Nachdem es bei gefühlten 15 Grad Dauerregen gab, beschloß ich, mich nach dem Einchecken ins Hotel erstmal gemütlich in die Straßenbahn zu setzen und bis zum Einbruch der Dunkelheit das gesamte derzeit bediente Netz abzufahren. Neben den Altstadtstrecken und der Stichstrecke zum Hauptbahnhof sind dies derzeit zwei der vier Außenäste: einmal nach Dubravka, Pri Krizi und einmal nach Raca, Komisarky. Wesentlich besser gefallen hat mir dabei die Strecke nach Westen, in die Plattenbauviertel von Dubravka, da diese sehr kurvenreich und hügelig verläuft. Die Strecke nach Raca im Nordosten dagegen verläuft eher schnurgerade und langweilig. Interessant die gesamte Anlage der Strecke nach Dubravka: die Haltestellen in Straßenmitte sind großteils nur über monumentale Beton-Überführungen aus der sozialistischen Zeit zu erreichen, zu derer beiden Seiten sich riesige Plattenbauten in den Himmel recken.

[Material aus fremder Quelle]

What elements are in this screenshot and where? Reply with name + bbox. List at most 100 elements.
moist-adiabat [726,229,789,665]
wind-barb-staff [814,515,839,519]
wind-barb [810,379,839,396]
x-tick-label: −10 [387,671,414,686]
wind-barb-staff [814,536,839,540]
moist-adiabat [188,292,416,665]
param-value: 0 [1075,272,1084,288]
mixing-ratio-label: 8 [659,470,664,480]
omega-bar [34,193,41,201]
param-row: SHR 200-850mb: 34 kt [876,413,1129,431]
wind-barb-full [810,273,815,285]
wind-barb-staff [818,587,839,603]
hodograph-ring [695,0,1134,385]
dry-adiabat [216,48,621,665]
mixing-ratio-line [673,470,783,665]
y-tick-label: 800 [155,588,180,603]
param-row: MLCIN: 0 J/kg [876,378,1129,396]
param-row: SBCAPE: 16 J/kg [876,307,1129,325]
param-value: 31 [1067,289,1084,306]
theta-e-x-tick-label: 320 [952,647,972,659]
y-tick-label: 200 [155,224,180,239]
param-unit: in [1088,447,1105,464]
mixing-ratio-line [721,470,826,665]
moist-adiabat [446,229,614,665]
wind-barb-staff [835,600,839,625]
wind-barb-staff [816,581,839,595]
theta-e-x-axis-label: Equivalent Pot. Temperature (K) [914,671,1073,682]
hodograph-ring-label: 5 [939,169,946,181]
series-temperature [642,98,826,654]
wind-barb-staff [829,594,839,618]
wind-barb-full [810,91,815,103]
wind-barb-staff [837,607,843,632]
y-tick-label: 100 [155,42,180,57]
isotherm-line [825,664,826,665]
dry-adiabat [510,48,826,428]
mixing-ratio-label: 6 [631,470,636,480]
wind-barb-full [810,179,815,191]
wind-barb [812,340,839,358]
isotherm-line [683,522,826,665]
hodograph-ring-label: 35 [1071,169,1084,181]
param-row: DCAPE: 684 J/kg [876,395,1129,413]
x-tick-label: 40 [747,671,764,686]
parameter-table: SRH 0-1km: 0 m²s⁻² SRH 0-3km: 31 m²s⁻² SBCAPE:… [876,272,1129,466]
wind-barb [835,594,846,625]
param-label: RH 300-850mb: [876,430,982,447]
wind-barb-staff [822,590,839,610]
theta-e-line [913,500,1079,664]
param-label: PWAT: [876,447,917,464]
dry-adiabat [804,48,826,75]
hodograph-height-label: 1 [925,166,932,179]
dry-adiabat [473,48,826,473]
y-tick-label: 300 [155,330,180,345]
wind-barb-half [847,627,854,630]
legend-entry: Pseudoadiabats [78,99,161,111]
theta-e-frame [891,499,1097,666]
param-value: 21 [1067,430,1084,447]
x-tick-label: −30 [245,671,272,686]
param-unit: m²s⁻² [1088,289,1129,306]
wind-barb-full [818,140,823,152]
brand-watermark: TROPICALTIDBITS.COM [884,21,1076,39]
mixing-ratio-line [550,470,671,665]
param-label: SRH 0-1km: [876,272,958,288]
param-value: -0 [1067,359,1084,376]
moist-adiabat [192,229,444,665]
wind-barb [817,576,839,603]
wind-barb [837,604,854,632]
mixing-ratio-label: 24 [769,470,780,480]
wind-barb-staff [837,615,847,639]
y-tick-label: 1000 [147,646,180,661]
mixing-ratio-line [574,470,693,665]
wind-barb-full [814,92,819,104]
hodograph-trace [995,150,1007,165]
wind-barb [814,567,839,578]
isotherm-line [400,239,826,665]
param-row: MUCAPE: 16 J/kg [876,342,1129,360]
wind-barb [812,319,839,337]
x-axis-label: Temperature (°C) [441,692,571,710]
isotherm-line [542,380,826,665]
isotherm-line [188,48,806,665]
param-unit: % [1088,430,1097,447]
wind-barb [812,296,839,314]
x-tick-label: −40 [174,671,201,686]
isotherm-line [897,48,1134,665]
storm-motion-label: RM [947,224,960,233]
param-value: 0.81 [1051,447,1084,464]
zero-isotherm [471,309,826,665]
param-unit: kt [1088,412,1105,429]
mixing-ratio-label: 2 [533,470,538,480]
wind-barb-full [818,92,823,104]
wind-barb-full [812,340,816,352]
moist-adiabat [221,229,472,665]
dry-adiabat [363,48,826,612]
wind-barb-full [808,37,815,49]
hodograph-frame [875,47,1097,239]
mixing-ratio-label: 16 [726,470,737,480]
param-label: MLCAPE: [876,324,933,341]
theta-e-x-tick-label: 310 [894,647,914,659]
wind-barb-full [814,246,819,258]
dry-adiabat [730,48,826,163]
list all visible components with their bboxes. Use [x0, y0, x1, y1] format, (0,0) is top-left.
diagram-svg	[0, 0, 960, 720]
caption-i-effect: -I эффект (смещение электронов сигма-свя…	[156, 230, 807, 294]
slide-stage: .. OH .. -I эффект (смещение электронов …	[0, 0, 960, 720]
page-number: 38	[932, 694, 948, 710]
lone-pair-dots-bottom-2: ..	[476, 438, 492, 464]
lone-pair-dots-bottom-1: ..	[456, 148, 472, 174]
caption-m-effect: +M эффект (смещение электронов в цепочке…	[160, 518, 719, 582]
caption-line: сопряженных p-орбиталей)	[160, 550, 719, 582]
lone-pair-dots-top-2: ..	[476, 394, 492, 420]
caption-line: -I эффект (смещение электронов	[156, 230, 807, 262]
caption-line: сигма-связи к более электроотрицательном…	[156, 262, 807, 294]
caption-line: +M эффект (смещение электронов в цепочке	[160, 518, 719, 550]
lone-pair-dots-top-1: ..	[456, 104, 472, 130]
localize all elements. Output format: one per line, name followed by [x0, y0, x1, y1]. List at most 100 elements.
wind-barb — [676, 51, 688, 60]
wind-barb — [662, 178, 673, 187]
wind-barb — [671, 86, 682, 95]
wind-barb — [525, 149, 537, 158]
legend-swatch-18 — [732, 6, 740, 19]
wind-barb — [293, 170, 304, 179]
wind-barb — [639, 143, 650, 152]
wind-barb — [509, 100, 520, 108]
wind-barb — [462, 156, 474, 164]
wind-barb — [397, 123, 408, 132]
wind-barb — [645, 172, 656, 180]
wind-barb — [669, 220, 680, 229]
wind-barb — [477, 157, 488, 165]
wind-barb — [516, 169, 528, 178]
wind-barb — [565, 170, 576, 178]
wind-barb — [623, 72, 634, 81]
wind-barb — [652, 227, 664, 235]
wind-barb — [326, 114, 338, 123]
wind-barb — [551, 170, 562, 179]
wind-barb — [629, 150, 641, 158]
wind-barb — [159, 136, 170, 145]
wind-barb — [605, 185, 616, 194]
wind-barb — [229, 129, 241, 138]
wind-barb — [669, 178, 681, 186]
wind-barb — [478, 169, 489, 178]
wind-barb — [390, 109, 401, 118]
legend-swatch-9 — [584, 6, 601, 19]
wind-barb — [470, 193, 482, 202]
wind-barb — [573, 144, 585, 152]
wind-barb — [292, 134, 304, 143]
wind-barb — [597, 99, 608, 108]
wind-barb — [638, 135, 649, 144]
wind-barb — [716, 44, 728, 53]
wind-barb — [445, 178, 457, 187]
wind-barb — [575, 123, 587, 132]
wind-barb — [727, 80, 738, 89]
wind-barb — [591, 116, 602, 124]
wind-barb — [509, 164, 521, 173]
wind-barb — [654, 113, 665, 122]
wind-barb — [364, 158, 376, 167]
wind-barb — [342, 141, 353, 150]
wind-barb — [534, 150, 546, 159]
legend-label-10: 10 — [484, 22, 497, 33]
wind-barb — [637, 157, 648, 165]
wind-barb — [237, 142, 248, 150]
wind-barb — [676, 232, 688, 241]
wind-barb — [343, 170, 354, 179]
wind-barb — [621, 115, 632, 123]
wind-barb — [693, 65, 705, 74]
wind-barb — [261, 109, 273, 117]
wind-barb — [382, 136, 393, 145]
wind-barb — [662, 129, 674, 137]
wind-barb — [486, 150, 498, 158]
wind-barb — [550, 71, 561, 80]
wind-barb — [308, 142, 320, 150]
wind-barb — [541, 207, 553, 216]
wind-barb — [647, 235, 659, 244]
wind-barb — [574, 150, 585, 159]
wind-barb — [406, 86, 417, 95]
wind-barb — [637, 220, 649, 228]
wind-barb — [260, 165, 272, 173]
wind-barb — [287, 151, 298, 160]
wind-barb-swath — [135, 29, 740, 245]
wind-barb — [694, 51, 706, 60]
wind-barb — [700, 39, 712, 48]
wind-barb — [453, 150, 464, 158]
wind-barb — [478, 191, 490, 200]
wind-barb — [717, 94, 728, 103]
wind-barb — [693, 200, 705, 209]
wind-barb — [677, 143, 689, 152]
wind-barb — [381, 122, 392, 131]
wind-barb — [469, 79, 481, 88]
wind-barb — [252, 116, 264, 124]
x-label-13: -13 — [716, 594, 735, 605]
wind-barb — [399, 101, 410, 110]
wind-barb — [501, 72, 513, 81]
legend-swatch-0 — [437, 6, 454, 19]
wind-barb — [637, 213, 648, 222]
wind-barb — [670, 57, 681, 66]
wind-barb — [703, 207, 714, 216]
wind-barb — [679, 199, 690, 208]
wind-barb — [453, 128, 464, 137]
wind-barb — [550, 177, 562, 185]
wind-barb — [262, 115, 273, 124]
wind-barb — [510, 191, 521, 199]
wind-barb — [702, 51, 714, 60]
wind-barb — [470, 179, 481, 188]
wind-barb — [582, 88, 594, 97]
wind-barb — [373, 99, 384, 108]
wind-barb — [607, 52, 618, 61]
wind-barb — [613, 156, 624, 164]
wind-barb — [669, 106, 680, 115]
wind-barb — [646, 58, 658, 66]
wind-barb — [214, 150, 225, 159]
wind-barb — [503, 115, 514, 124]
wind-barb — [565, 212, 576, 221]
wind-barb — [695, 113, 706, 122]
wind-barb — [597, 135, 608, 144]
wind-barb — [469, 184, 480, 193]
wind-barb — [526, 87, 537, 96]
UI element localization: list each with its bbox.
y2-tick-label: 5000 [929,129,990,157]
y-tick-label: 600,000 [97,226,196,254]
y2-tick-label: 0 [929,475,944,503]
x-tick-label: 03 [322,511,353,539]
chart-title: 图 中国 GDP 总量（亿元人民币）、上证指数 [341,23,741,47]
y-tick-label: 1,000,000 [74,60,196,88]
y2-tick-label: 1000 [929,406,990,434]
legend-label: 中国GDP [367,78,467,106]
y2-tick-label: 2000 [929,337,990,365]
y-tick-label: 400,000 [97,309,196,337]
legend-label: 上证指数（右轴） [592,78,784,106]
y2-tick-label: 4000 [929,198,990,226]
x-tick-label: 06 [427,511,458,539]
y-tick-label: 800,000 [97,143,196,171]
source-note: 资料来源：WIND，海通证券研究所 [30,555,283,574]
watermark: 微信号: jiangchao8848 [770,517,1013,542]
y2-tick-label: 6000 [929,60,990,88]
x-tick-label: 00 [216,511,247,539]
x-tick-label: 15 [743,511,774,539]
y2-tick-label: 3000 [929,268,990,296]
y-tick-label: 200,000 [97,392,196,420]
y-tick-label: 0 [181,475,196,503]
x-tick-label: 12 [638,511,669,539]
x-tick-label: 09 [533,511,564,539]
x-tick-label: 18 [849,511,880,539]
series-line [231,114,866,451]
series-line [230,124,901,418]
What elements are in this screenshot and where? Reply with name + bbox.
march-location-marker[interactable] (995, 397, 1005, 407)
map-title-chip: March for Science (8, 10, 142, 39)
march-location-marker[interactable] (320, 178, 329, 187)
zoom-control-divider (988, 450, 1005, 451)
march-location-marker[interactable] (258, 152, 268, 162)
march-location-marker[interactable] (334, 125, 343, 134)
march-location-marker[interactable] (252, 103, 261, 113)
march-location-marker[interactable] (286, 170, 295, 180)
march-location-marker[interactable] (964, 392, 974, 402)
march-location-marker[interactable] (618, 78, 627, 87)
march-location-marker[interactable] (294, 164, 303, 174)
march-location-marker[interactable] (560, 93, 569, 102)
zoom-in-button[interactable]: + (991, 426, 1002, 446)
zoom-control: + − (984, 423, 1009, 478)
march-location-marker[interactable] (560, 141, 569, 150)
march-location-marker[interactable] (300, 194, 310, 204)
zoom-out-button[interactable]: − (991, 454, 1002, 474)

Die grundsätzlich verrosteten, rot-weißen Schutzgitter und die ungepflegten Überdachungen der Haltestellen zeichnen ein tristes Bild:

Sitzgelegenheiten sind grundsätzlich nicht vorhanden, die Beleuchtung fehlt großteils. Die Seitenwände sollten eigentlich verglast sein, das Glas fehlt wegen Vandalismus aber praktisch überall. Immerhin: die Fahrkartenautomaten funktionieren und es gibt an jeder Haltestelle aktuelle Aushangfahrpläne.
Und obwohl die Gleise und Schwellen entlang der gesamten Strecke recht neu aussehen, muß vor Kurven und bergab teilweise stark runtergebremst werden, damit der Tatrawagen nicht aus den Schienen hüpft. Überhaupt, der Tatrawagen:

Beeindruckend die Aufstellung der wartenden Traktionen an der Endstelle Dubravka, Pri Krizi. Neben T3-Traktionen finden wir in Bratislava auch die schönen T6.
Neben den Fotos aus Dubravka entstanden am Samstag noch diese zwei am Namestie L. Stura:

Dieser K2 wird gleich seine kurze Rückfahrt durch die Altstadt zum Hauptbahnhof antreten

während dieser T3-Trakt auf der Linie 5 eine gute halbe Stunde bis zum Endpunkt in Dubravka unterwegs sein wird. Dicht dahinter ein weiterer T3-Trakt auf der Linie 4, die ebenfalls Richtung Dubravka fährt, aber quasi als Verstärker bereits in der Zwischenschleife Karlova Ves endet.